14 thoughts on “Saturday: Hili dialogue

  1. is it two years ago now that Cyrus came to stay and Hilly was sitting on top of the bookcase?

    1. Yes, that’s right. It was May 2014 when Cyrus came to us. It took Hili three month to accept him.

  2. In case readers are not aware, the lions in Trafalgar Square London are made of bronze not stone as Isak Dinisen writes.

  3. That quote from Out of Africa always makes me cry too.

    And I’m also glad the kitteh got rescued.

    1. One does not question Professor Ceiling Cat in his own domain.
      (I’ll guess some people found the lists a bit tedious and complained. But that’s just a guess.)

  4. On May 14, 1796, Edward Jenner gave the first smallpox vaccination, starting a program that has ended with the complete eradication of the disease from humans.

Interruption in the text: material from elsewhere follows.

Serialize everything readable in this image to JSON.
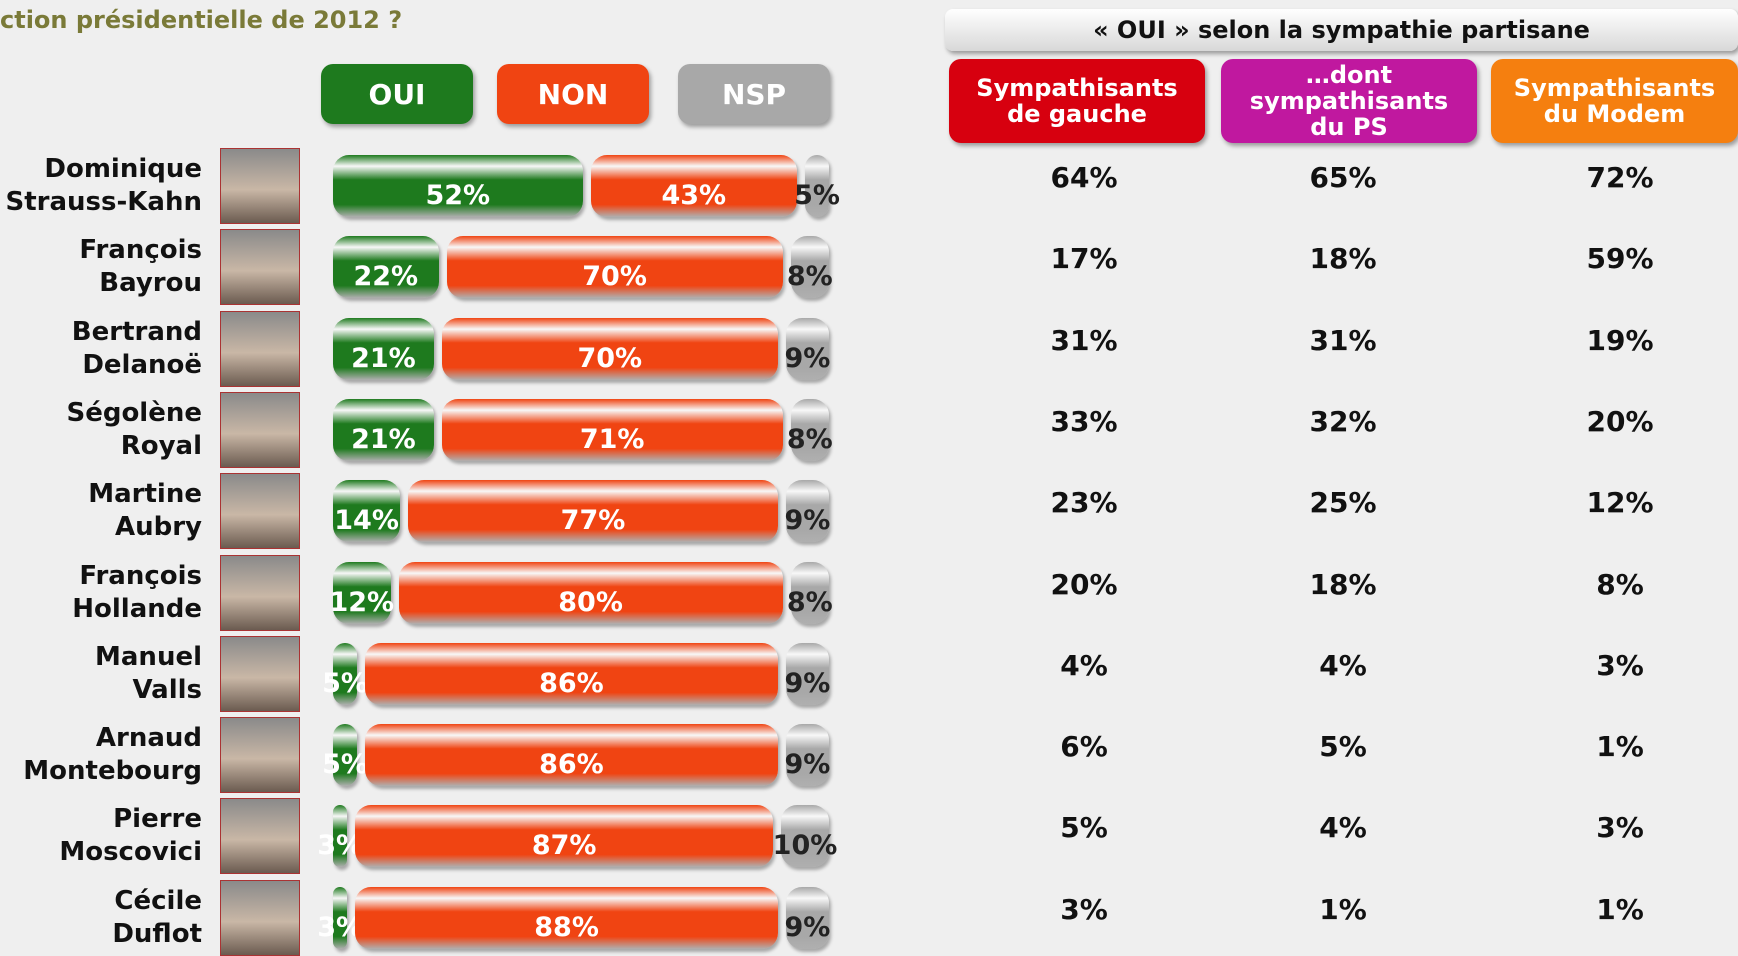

    A significant number of people think that the invention of vaccination was the greatest public health event in history. That is unlikely – the provision of clean drinking water supplies and (associated but not tightly linked) the provision of effective sewage handling has probably saved more lives by far than vaccinations. It may not be high tech and sexy, but it is very effective.

    1. I totally agree. I have previously taught health, safety and environment to workers in the water industry (both water and waste water treatment), and always told them that, in my view, they did more for public health than the medical profession, and that they should be paid appropriately. I continue to believe that, but have no agency to effect such a pay increase!

      1. In a way, it’s slightly disturbing that “the water industry” covers both providing safe drinking water and dealing with human waste. Really one would like to see them as two distinct industries.
        It always disturbed me to see the “motorman” go from fixing a broken shit-macerator to working on the “water maker” (reverse osmosis plant). Fortunately he didn’t work in the galley – normally.